Apabila lahan pertanian digunakan untuk memproduksi pakan ternak terutama hijauan makanan ternak untuk ternak ruminansia maka ada satu hal yang perlu diperhatikan yakni: ketersediaan sumber air pada musim kemarau.pada lahan persawahan,untuk sumber airnya dapat disuplai dari air irigasi.

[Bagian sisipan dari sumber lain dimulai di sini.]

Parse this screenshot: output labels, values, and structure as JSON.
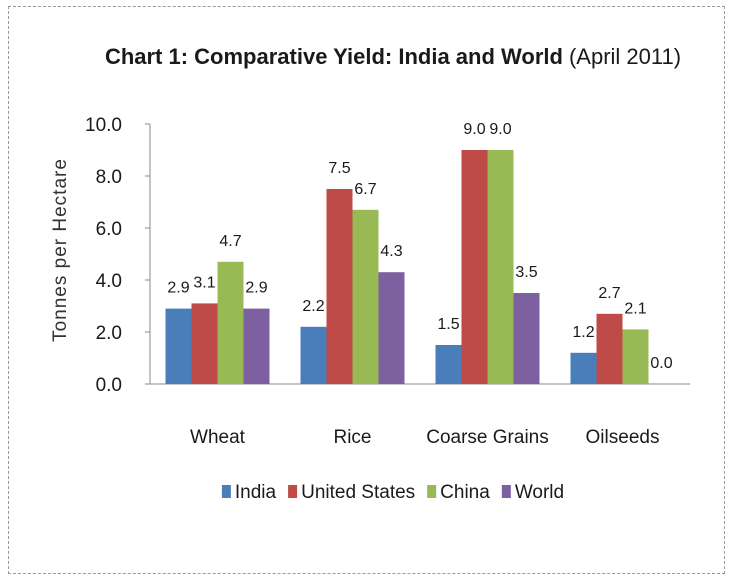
{
  "chart_data": {
    "type": "bar",
    "title": "Chart 1: Comparative Yield: India and World",
    "subtitle": "(April 2011)",
    "ylabel": "Tonnes per Hectare",
    "xlabel": "",
    "ylim": [
      0,
      10
    ],
    "yticks": [
      "0.0",
      "2.0",
      "4.0",
      "6.0",
      "8.0",
      "10.0"
    ],
    "categories": [
      "Wheat",
      "Rice",
      "Coarse Grains",
      "Oilseeds"
    ],
    "series": [
      {
        "name": "India",
        "color": "#4a7ebb",
        "values": [
          2.9,
          2.2,
          1.5,
          1.2
        ],
        "labels": [
          "2.9",
          "2.2",
          "1.5",
          "1.2"
        ]
      },
      {
        "name": "United States",
        "color": "#be4b48",
        "values": [
          3.1,
          7.5,
          9.0,
          2.7
        ],
        "labels": [
          "3.1",
          "7.5",
          "9.0",
          "2.7"
        ]
      },
      {
        "name": "China",
        "color": "#98b954",
        "values": [
          4.7,
          6.7,
          9.0,
          2.1
        ],
        "labels": [
          "4.7",
          "6.7",
          "9.0",
          "2.1"
        ]
      },
      {
        "name": "World",
        "color": "#7d60a0",
        "values": [
          2.9,
          4.3,
          3.5,
          0.0
        ],
        "labels": [
          "2.9",
          "4.3",
          "3.5",
          "0.0"
        ]
      }
    ],
    "legend_position": "bottom",
    "grid": false
  }
}
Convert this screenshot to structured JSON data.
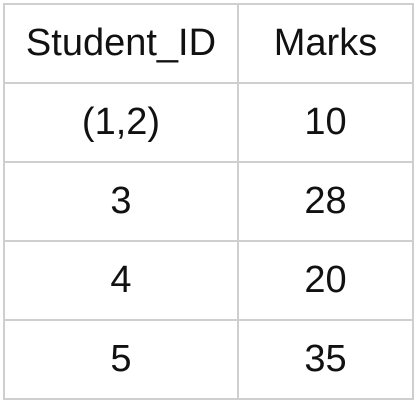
{
  "table": {
    "headers": [
      "Student_ID",
      "Marks"
    ],
    "rows": [
      [
        "(1,2)",
        "10"
      ],
      [
        "3",
        "28"
      ],
      [
        "4",
        "20"
      ],
      [
        "5",
        "35"
      ]
    ]
  }
}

Dan apabila pada musim kemarau tetap terjadi kekeringan yang berdampak pada hijauan makanan ternak maka dapat dibuat sumber pengairan dari air sumur. Hal yang sama dapat dapat dilakukan untuk lahan bukan merupakan sumber persawahan,dengan cara menggali sumur di sisi lahan untuk tujuan pengairan lahan hijauan makanan ternak pada musim kemarau.
Selain lahan digunakan untuk hijauan makanan ternak untuk ternak ruminansia terutama ternak sapi juga bisa digunakan untuk menanam pakan sumber energy bagi ternak monogastrik seperti babi dan ayam.misalnya lahan bisa digunakan untuk menanam tanaman umbi-umbian yang merupakan bahan pakan sumber energy tinggi bagi ternak babi.